An Oklahoma police chief says an on-duty officer who picked up an order at a local Starbucks found the word "pig" on the drinks' labels instead of the officer's name. 

Johnny O'Mara, the police chief in Kiefer, Oklahoma, shared an image of the cup in a Facebook post Thursday, explaining the officer had bought coffee for the town's 911 dispatchers "as a thank you for all they do."

"This is what he gets for being nice," O'Mara wrote in the post.

"It’s another tiny pinprick into the heart of men and women who are asking themselves more often: 'Why am I doing this?'" he continued.

He added the coffee shop offered to replace the coffee with a proper label, an offer he denied.

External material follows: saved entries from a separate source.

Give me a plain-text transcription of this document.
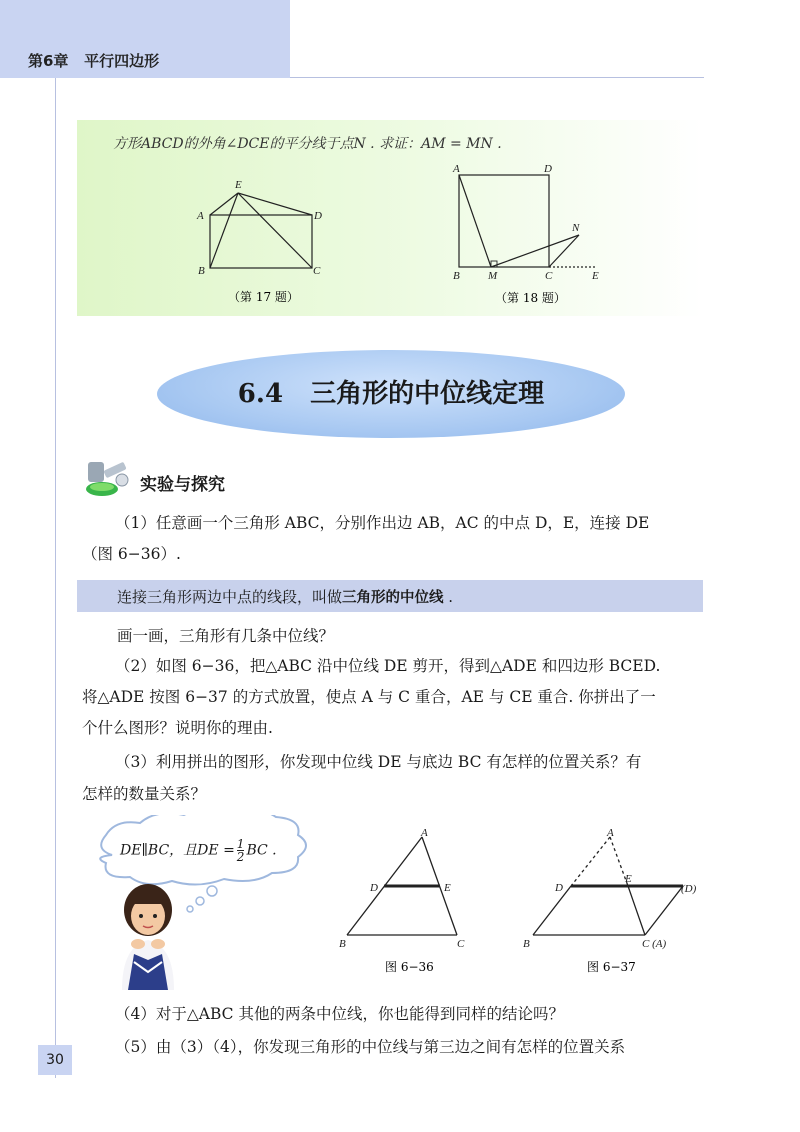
第6章   平行四边形
方形ABCD的外角∠DCE的平分线于点N . 求证：AM = MN .
E
A	D
B	C
（第 17 题）
A	D
N
B	M	C	E
（第 18 题）
6.4   三角形的中位线定理
实验与探究
（1）任意画一个三角形 ABC，分别作出边 AB，AC 的中点 D，E，连接 DE
（图 6−36）.
连接三角形两边中点的线段，叫做三角形的中位线 .
画一画，三角形有几条中位线？
（2）如图 6−36，把△ABC 沿中位线 DE 剪开，得到△ADE 和四边形 BCED.
将△ADE 按图 6−37 的方式放置，使点 A 与 C 重合，AE 与 CE 重合. 你拼出了一
个什么图形？说明你的理由.
（3）利用拼出的图形，你发现中位线 DE 与底边 BC 有怎样的位置关系？有
怎样的数量关系？
DE∥BC，且DE = $\frac{1}{2}$ BC .
A
D	E
B	C
图 6−36
A
D
E
(D)
B	C (A)
图 6−37
（4）对于△ABC 其他的两条中位线，你也能得到同样的结论吗？
（5）由（3）（4），你发现三角形的中位线与第三边之间有怎样的位置关系
30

A Starbucks representative did not immediately respond to a request for comment from USA TODAY, but Jory Mendes, a Starbucks spokesman, confirmed to KOKH-TV in Oklahoma City and KTUL-TV in Tulsa that Starbucks has apologized and suspended a barista pending an investigation.

"What irks me is the absolute and total disrespect for a police officer who, instead of being home with family and enjoying a meal and a football game, is patrolling his little town," O'Mara wrote.

Kiefer, Oklahoma's population was 1,973 as of 2017, according to the United States Census Bureau.

Representatives from the Kiefer Police Department did not immediately respond to a request for comment from USA TODAY.